In 2012, Roche abandoned an attempt to buy Illumina
for $6.7 billion after shareholders in the U.S. gene-sequencing
company held out for a higher price. Last year, Roche was said
to be seeking financing for a potential bid for rare disease
treatment specialist Alexion, but no deal has materialised.
STRONG SWISS FRANC
Roche's full-year sales rose 3 percent to 46.78 billion
Swiss francs ($52.22 billion), in line with forecasts, and
driven by strong demand for both its older and newer cancer
medicines as well as its rheumatoid arthritis medicine Actemra.
Net profit rose 18 percent to 11.373 billion francs, missing
the average analyst forecast for 11.626 billion in a Reuters
poll. The figures were hit by currency swings, with Roche
particularly hurt by a weakening of the Japanese yen against the
Swiss franc. Chief Financial Officer Alan Hippe said the
emerging market currency weakness would likely be a drag on
Citi analyst Andrew Baum said the negative currency impact
overshadowed otherwise robust fundamentals. He expects foreign
exchange swings to shave 6 percent off core earnings per share
this year, if current exchange rates persist.
Roche guided for 2014 sales to grow in the low-to-mid single
digits percent, while core earnings per share (EPS) should grow
ahead of sales. It expects the loss of exclusivity on
chemotherapy drug Xeloda - its fifth biggest seller with sales
of 1.5 billion francs last year - to drag on growth.
Roche has pushed ahead with plans to develop "follow on"
medicines which it hopes will replace or breathe new life into
older treatments. It is banking on a strong ramp-up of these
products to defend its market share once copycat versions of
biotech drugs known as "biosimilars" arrive.

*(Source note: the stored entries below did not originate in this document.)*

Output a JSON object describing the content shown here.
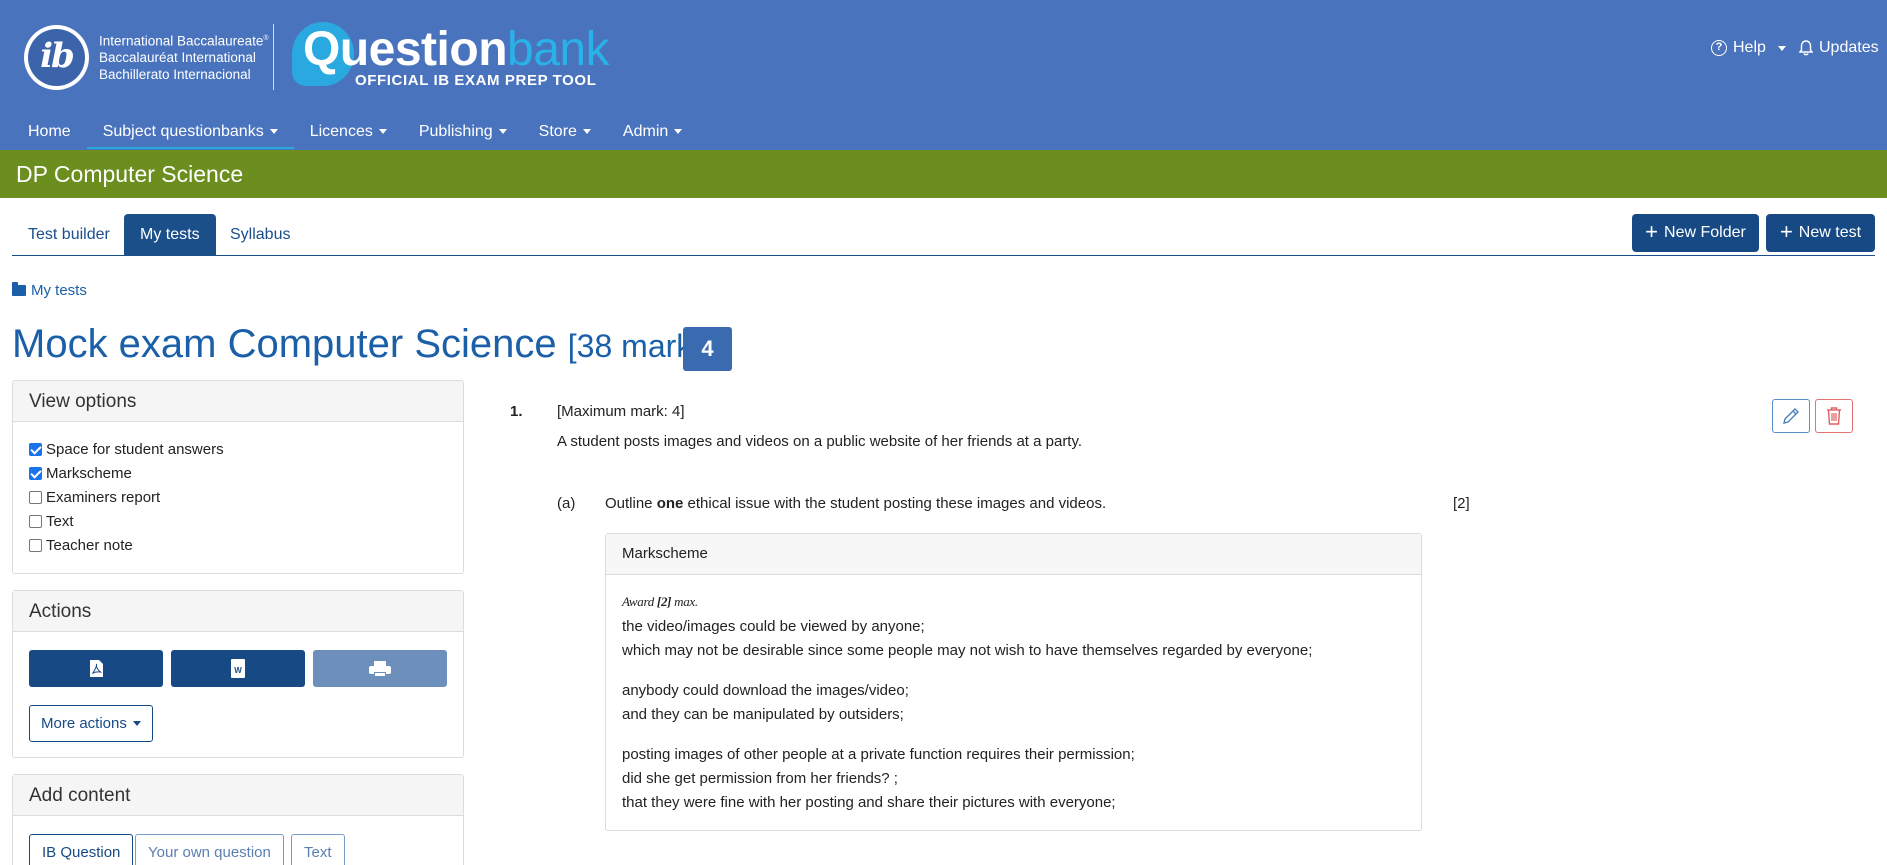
{
  "header": {
    "ib_logo_letters": "ib",
    "ib_org_lines": [
      "International Baccalaureate",
      "Baccalauréat International",
      "Bachillerato Internacional"
    ],
    "ib_registered": "®",
    "brand_name_primary": "Question",
    "brand_name_secondary": "bank",
    "brand_tagline": "OFFICIAL IB EXAM PREP TOOL",
    "help_label": "Help",
    "updates_label": "Updates",
    "colors": {
      "header_bg": "#4a73bd",
      "brand_accent": "#29b2e8"
    }
  },
  "nav": {
    "items": [
      {
        "label": "Home",
        "has_dropdown": false,
        "active": false
      },
      {
        "label": "Subject questionbanks",
        "has_dropdown": true,
        "active": true
      },
      {
        "label": "Licences",
        "has_dropdown": true,
        "active": false
      },
      {
        "label": "Publishing",
        "has_dropdown": true,
        "active": false
      },
      {
        "label": "Store",
        "has_dropdown": true,
        "active": false
      },
      {
        "label": "Admin",
        "has_dropdown": true,
        "active": false
      }
    ]
  },
  "subject": {
    "title": "DP Computer Science",
    "color": "#6b8e1e"
  },
  "tabs": {
    "items": [
      {
        "label": "Test builder",
        "active": false
      },
      {
        "label": "My tests",
        "active": true
      },
      {
        "label": "Syllabus",
        "active": false
      }
    ],
    "new_folder_label": "New Folder",
    "new_test_label": "New test"
  },
  "breadcrumb": {
    "label": "My tests"
  },
  "page": {
    "title": "Mock exam Computer Science",
    "marks": "[38 marks]",
    "badge": "4"
  },
  "view_options": {
    "heading": "View options",
    "items": [
      {
        "label": "Space for student answers",
        "checked": true
      },
      {
        "label": "Markscheme",
        "checked": true
      },
      {
        "label": "Examiners report",
        "checked": false
      },
      {
        "label": "Text",
        "checked": false
      },
      {
        "label": "Teacher note",
        "checked": false
      }
    ]
  },
  "actions": {
    "heading": "Actions",
    "pdf_icon": "pdf-icon",
    "word_icon": "word-icon",
    "word_icon_letter": "W",
    "print_icon": "printer-icon",
    "more_label": "More actions"
  },
  "add_content": {
    "heading": "Add content",
    "tabs": [
      {
        "label": "IB Question",
        "active": true
      },
      {
        "label": "Your own question",
        "active": false
      },
      {
        "label": "Text",
        "active": false
      }
    ]
  },
  "question": {
    "number": "1.",
    "max_mark": "[Maximum mark: 4]",
    "stem": "A student posts images and videos on a public website of her friends at a party.",
    "parts": [
      {
        "label": "(a)",
        "text_before": "Outline ",
        "text_emphasis": "one",
        "text_after": " ethical issue with the student posting these images and videos.",
        "marks": "[2]",
        "markscheme": {
          "heading": "Markscheme",
          "award_prefix": "Award ",
          "award_value": "[2]",
          "award_suffix": " max.",
          "groups": [
            [
              "the video/images could be viewed by anyone;",
              "which may not be desirable since some people may not wish to have themselves regarded by everyone;"
            ],
            [
              "anybody could download the images/video;",
              "and they can be manipulated by outsiders;"
            ],
            [
              "posting images of other people at a private function requires their permission;",
              "did she get permission from her friends? ;",
              "that they were fine with her posting and share their pictures with everyone;"
            ]
          ]
        }
      }
    ]
  }
}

This strategy showed it was bearing fruit on Thursday, as
sales of Perjeta, a treatment for women with a particularly
aggressive form of breast cancer, rose nearly five-fold to 326
million francs, from 56 million a year ago.
Shares in Roche, which rose 35 percent last year, were
trading down 0.6 percent at 238.4 francs by 1040 GMT, compared
to a flat European healthcare sector index.